Personalised Medicine Centre, School of Medicine, Ulster University, Londonderry BT47 6SB, UK.
Centre for Genetics and Genomics Versus Arthritis, Centre for Musculoskeletal Research, University of Manchester, Manchester M13 9PT, UK.
Int J Mol Sci. 2023 Feb 16;24(4):4021. doi: 10.3390/ijms24044021.
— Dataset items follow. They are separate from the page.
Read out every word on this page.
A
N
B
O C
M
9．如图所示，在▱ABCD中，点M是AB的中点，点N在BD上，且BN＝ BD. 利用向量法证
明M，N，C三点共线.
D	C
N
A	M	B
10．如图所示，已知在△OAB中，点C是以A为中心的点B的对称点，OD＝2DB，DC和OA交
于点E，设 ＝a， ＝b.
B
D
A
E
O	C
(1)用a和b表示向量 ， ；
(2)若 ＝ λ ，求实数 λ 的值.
Amyotrophic lateral sclerosis (ALS) is a fatal late-onset motor neuron disease characterized by the loss of the upper and lower motor neurons. Our understanding of the molecular basis of ALS pathology remains elusive, complicating the development of efficient treatment. Gene-set analyses of genome-wide data have offered insight into the biological processes and pathways of complex diseases and can suggest new hypotheses regarding causal mechanisms. Our aim in this study was to identify and explore biological pathways and other gene sets having genomic association to ALS. Two cohorts of genomic data from the dbGaP repository were combined: (a) the largest available ALS individual-level genotype dataset (N = 12,319), and (b) a similarly sized control cohort (N = 13,210). Following comprehensive quality control pipelines, imputation and meta-analysis, we assembled a large European descent ALS-control cohort of 9244 ALS cases and 12,795 healthy controls represented by genetic variants of 19,242 genes. Multi-marker analysis of genomic annotation (MAGMA) gene-set analysis was applied to an extensive collection of 31,454 gene sets from the molecular signatures database (MSigDB). Statistically significant associations were observed for gene sets related to immune response, apoptosis, lipid metabolism, neuron differentiation, muscle cell function, synaptic plasticity and development. We also report novel interactions between gene sets, suggestive of mechanistic overlaps. A manual meta-categorization and enrichment mapping approach is used to explore the overlap of gene membership between significant gene sets, revealing a number of shared mechanisms.
肌萎缩侧索硬化症(ALS)是一种致命的迟发性运动神经元疾病,其特征是上下运动神经元的丧失。我们对 ALS 病理学的分子基础的理解仍然难以捉摸,这使得有效的治疗方法的开发变得复杂。对全基因组数据的基因集分析为复杂疾病的生物学过程和途径提供了深入的了解,并可以提出关于因果机制的新假设。我们在这项研究中的目的是确定和探索与 ALS 具有基因组关联的生物学途径和其他基因集。从 dbGaP 存储库中合并了两个基因组数据集:(a)最大的可用 ALS 个体水平基因型数据集(N = 12319),和(b)大小相似的对照队列(N = 13210)。在进行全面的质量控制管道、内插和荟萃分析后,我们组装了一个由 19242 个基因的遗传变异代表的大型欧洲裔 ALS-对照队列,其中包括 9244 例 ALS 病例和 12795 例健康对照。对广泛的 31454 个基因集进行了多标记分析基因组注释(MAGMA)基因集分析来自分子特征数据库(MSigDB)。观察到与免疫反应、细胞凋亡、脂质代谢、神经元分化、肌肉细胞功能、突触可塑性和发育相关的基因集的统计学显著关联。我们还报告了基因集之间新的相互作用,表明存在机制重叠。使用手动元分类和富集映射方法来探索显著基因集之间的基因成员重叠,揭示了一些共同的机制。